Mr Crowther adds: “By using aeroponics, growers are able to produce crops such as leafy greens and herbs, and propagate different crops such as fruits, all year round with a greatly reduced risk of damage by pests or disease.


“Although more energy is required compared to outdoor agriculture, aeroponic farmers can use a combination of renewable energy sources to mitigate rising energy costs.”


Agrointelli Robotti: Autonomous lightweight tractors


Danish manufacturer Agrointelli has developed its Robotti range of autonomous tractors that can reduce labour, limit soil compaction and lower operating costs.



Robotti tractors have been trialled with a range of crops, including potatoes, onions, oilseed rape and vegetables.


They have two diesel engines, four-wheel drive and a standard three-point linkage.
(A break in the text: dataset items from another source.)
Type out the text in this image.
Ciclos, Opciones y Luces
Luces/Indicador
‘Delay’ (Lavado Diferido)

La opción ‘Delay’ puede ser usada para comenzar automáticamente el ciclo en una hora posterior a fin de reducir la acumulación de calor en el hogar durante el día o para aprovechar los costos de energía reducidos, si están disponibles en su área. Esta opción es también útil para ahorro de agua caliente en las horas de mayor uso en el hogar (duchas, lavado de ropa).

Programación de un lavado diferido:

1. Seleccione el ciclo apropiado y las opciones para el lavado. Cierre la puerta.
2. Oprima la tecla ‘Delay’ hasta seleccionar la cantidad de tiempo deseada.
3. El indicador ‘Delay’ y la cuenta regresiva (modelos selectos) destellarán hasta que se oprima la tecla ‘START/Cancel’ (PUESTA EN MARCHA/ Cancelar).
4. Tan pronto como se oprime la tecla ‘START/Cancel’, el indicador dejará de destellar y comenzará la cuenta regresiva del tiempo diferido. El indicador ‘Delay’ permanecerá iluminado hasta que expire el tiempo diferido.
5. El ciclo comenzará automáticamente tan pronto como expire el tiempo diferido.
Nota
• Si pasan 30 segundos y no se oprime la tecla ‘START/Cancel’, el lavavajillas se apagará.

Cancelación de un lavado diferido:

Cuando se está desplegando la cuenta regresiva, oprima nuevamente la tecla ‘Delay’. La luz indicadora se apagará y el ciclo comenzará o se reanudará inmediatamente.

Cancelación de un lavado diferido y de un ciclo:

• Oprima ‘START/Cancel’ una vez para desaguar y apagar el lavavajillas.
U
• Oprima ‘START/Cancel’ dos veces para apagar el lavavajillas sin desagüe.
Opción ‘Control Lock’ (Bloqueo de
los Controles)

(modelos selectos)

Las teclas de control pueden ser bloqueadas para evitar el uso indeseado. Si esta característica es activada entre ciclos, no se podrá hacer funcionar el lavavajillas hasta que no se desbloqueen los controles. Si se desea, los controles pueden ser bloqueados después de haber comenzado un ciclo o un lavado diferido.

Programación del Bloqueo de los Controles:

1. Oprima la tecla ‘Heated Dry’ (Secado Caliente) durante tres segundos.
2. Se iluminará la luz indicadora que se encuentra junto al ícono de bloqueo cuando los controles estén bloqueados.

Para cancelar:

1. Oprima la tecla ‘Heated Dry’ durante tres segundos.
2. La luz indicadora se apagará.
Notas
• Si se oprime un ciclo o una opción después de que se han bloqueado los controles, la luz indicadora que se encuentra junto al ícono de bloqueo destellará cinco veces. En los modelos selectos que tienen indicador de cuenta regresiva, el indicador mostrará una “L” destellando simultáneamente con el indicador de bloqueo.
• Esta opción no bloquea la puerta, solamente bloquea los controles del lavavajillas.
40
Fuel consumption is low at three to six litres/hour.


The Robotti weighs roughly 3t, making it lighter than a conventional tractor.


The company has been focusing initially on sales in Europe and North America, although has begun expanding into the UK market and is working with Warwickshire-based sales and service provider Autonomous Agri Solutions.


CropLens AI: Crop management from space


UK-based Agrimetrics has launched an artificial intelligence service called CropLens AI that can identify and analyse crops using satellite imaging.



It has been found to provide up to 90% accuracy, depending on the time of year, and can identify five crop types: winter wheat, winter barley, oilseed rape, grass and “other”.


With data updated every six days, farmers can use the data to know where to irrigate, when to apply nitrogen, predict yields, and predict pest and disease damage.


Matthew Smith, Agrimetrics’ chief product officer, says: “Real-time, accurate and reliable knowledge of what’s happening on the ground and why, is now a critical success factor for actors across the agrifood value chain.


“Agrimetrics CropLens AI and the Agrifood Data Marketplace are making it easier, faster, and more affordable to generate actionable insights earlier in the season.”